Hey there I'm no pro like most here but I am thinking you need to solder your joints. I soldered all track connections as well as feeder lines every 36". No more cutting out! Solid power all the way around, Full throttle and let it go! It is easy even if you have never soldered before. Lots of good advice here too! Good luck!


----------



## x_doug_x (Jun 21, 2010)

too many variables. can you shake the loco and get it to run again? what makes it run again after it stops?

does it always stop in the same spot?


----------



## BNSF Fan (Feb 27, 2010)

Have you got the track tacked down yet? What is the track laid down on? I'm thinking one possibility is the track is flexing while the train is running on it and it breaking connection at a joint.


----------



## cabledawg (Nov 30, 2010)

I am going to assume that the set you got came with the Tru-Track. If that is the case, follow NIMT's suggestion of a good cleaning first then see what happens. But NtoO could be right in that some of the rail joiners might be loose, causing an open circuit that stops the train. SO while you are cleaning, check the joiners and make sure that each one is snug. They shouldnt be so tight that you cant get the track together, but there should be some resistance when connecting/seperating the track sections.


----------



## Xnats (Dec 5, 2010)

It would have to be a Atlas TrainMan set.
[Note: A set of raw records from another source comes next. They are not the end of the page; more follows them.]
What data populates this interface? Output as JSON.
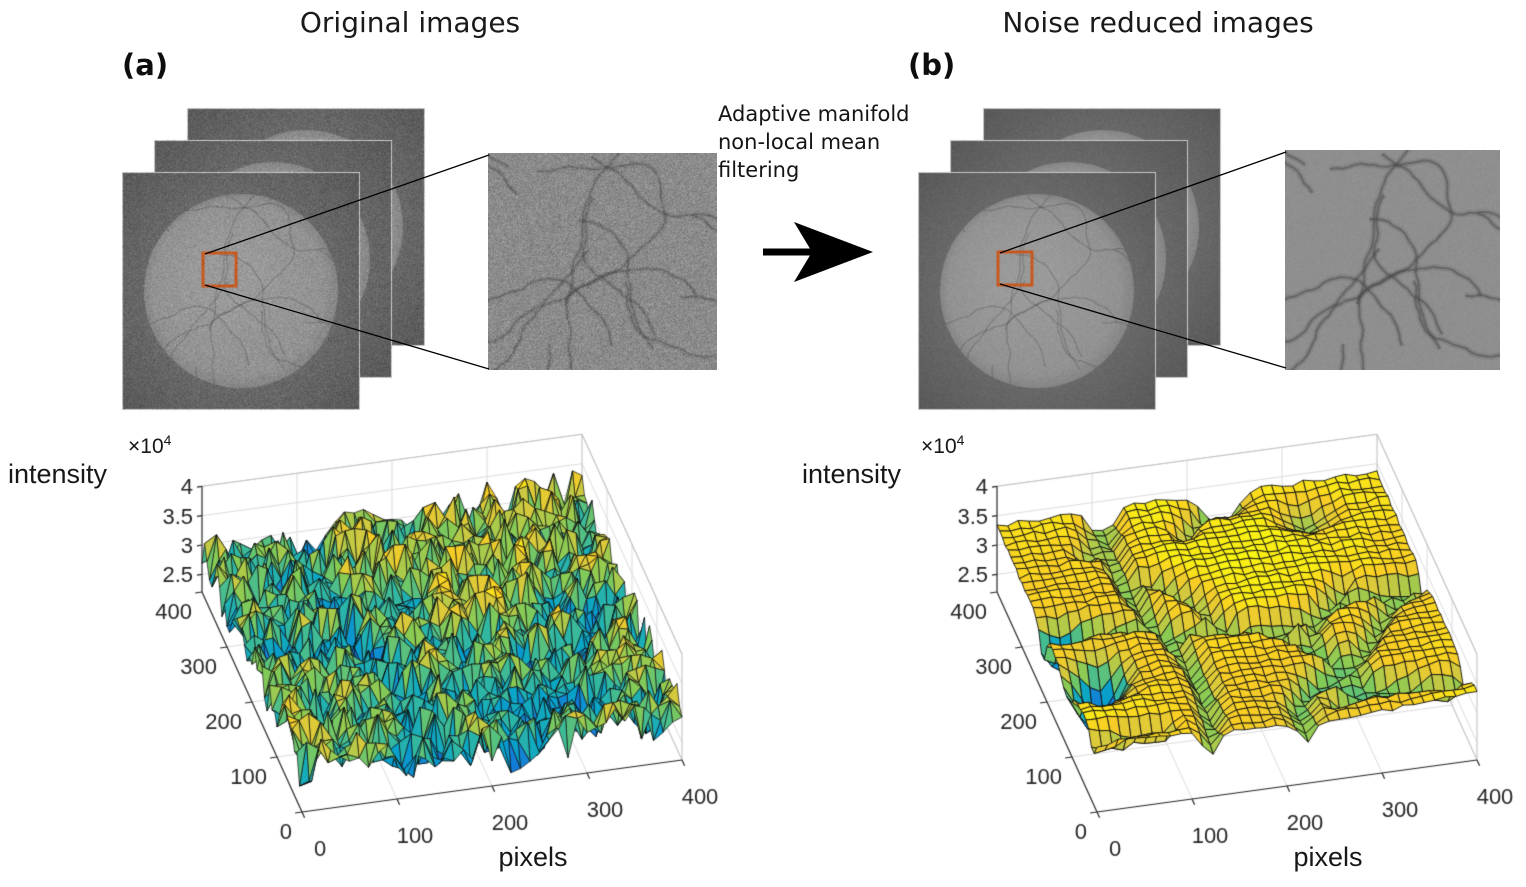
{
  "figure": {
    "panel_a": {
      "label": "(a)",
      "title": "Original images"
    },
    "panel_b": {
      "label": "(b)",
      "title": "Noise reduced images"
    },
    "filter_text": {
      "line1": "Adaptive manifold",
      "line2": "non-local mean",
      "line3": "filtering"
    },
    "highlight_box_color": "#C8581E",
    "arrow_color": "#000000"
  },
  "render": {
    "crack_seed": 23,
    "valley_seed": 9,
    "noise_seed_a": 101,
    "noise_seed_b": 202,
    "grays": {
      "frame_bg": "#5E5E5E",
      "frame_border": "#C9C9C9",
      "disc": "#929292",
      "crop_a_bg": "#8B8B8B",
      "crop_b_bg": "#8F8F8F",
      "crack": "#464646"
    },
    "noise_sigma": {
      "stack_a": 9,
      "stack_b": 4,
      "crop_a": 13,
      "crop_b": 3
    }
  },
  "chart_data": [
    {
      "type": "surface",
      "panel": "a",
      "title": "",
      "xlabel": "pixels",
      "zlabel": "intensity",
      "z_scale": {
        "prefix": "×10",
        "sup": "4"
      },
      "x_ticks": [
        "0",
        "100",
        "200",
        "300",
        "400"
      ],
      "y_ticks": [
        "0",
        "100",
        "200",
        "300",
        "400"
      ],
      "z_ticks": [
        "2.5",
        "3",
        "3.5",
        "4"
      ],
      "x_tick_values": [
        0,
        100,
        200,
        300,
        400
      ],
      "y_tick_values": [
        0,
        100,
        200,
        300,
        400
      ],
      "z_tick_values": [
        25000,
        30000,
        35000,
        40000
      ],
      "x_range": [
        0,
        400
      ],
      "y_range": [
        0,
        400
      ],
      "z_range": [
        22000,
        40000
      ],
      "colormap": "parula",
      "grid": true,
      "surface": {
        "grid": 40,
        "base": 29700,
        "noise_amp": 3800,
        "wave_amp": 900,
        "valley_depth": 2300,
        "seed": 7,
        "style": "jagged"
      },
      "description": "Raw SEM image intensity over a 400x400 pixel region: heavy pixel noise, jagged surface, mid-range intensities around 3x10^4"
    },
    {
      "type": "surface",
      "panel": "b",
      "title": "",
      "xlabel": "pixels",
      "zlabel": "intensity",
      "z_scale": {
        "prefix": "×10",
        "sup": "4"
      },
      "x_ticks": [
        "0",
        "100",
        "200",
        "300",
        "400"
      ],
      "y_ticks": [
        "0",
        "100",
        "200",
        "300",
        "400"
      ],
      "z_ticks": [
        "2.5",
        "3",
        "3.5",
        "4"
      ],
      "x_tick_values": [
        0,
        100,
        200,
        300,
        400
      ],
      "y_tick_values": [
        0,
        100,
        200,
        300,
        400
      ],
      "z_tick_values": [
        25000,
        30000,
        35000,
        40000
      ],
      "x_range": [
        0,
        400
      ],
      "y_range": [
        0,
        400
      ],
      "z_range": [
        22000,
        40000
      ],
      "colormap": "parula",
      "grid": true,
      "surface": {
        "grid": 36,
        "base": 33300,
        "noise_amp": 380,
        "wave_amp": 520,
        "valley_depth": 3800,
        "seed": 7,
        "style": "quad",
        "pits": [
          {
            "u": 0.07,
            "v": 0.3,
            "depth": 8500,
            "r": 0.05
          },
          {
            "u": 0.11,
            "v": 0.36,
            "depth": 6000,
            "r": 0.04
          },
          {
            "u": 0.05,
            "v": 0.55,
            "depth": 4500,
            "r": 0.035
          },
          {
            "u": 0.78,
            "v": 0.88,
            "depth": 3600,
            "r": 0.05
          },
          {
            "u": 0.6,
            "v": 0.97,
            "depth": 3000,
            "r": 0.04
          }
        ]
      },
      "description": "Denoised intensity surface after adaptive manifold non-local mean filtering: smooth plateau near 3.3x10^4 with green/blue valleys along grain boundaries"
    }
  ],
  "colors": {
    "parula": [
      "#352A87",
      "#0363E1",
      "#1480D6",
      "#06A4CA",
      "#32B8A1",
      "#84CB56",
      "#D4C93E",
      "#FACD24",
      "#F9FB0E"
    ],
    "axis_text": "#262626",
    "grid_line": "#DBDBDB",
    "box_edge": "#C2C2C2",
    "surface_edge": "#101010"
  }
}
The only sets Atlas makes, good ones if that :thumbsup:. The tracks are the True Track, mounted on plastic roadbed. I found with both of mine, that the track needs a cleaning once a week. The engines and cars, when ever you notice a decline in performance. 

The fastest way to clean the track is with rubbing alcohol and paper towels. Just start wiping down the whole thing, until you get no more black marks. 
The fastest way to do the engines is from Model Railroader Magazine.
http://mrr.trains.com/en/Videos/Cod... for January 27 2011 Inside Codys Office.aspx
For your cars, lay a paper towel across a straight section of track. Pour the alcohol along the track length, just enough the wet the section you are working on. Place a car onto the track covered with the paper towel, just push it back and forth. The blue shop towels work best fo Ho's. Bounty Quilted is the next best. 
They should be running like new again in no time.


----------



## fishman (Feb 15, 2011)

I had this problem with my lionel to start with and it ended up being the connection to the track was wiggling loose.


----------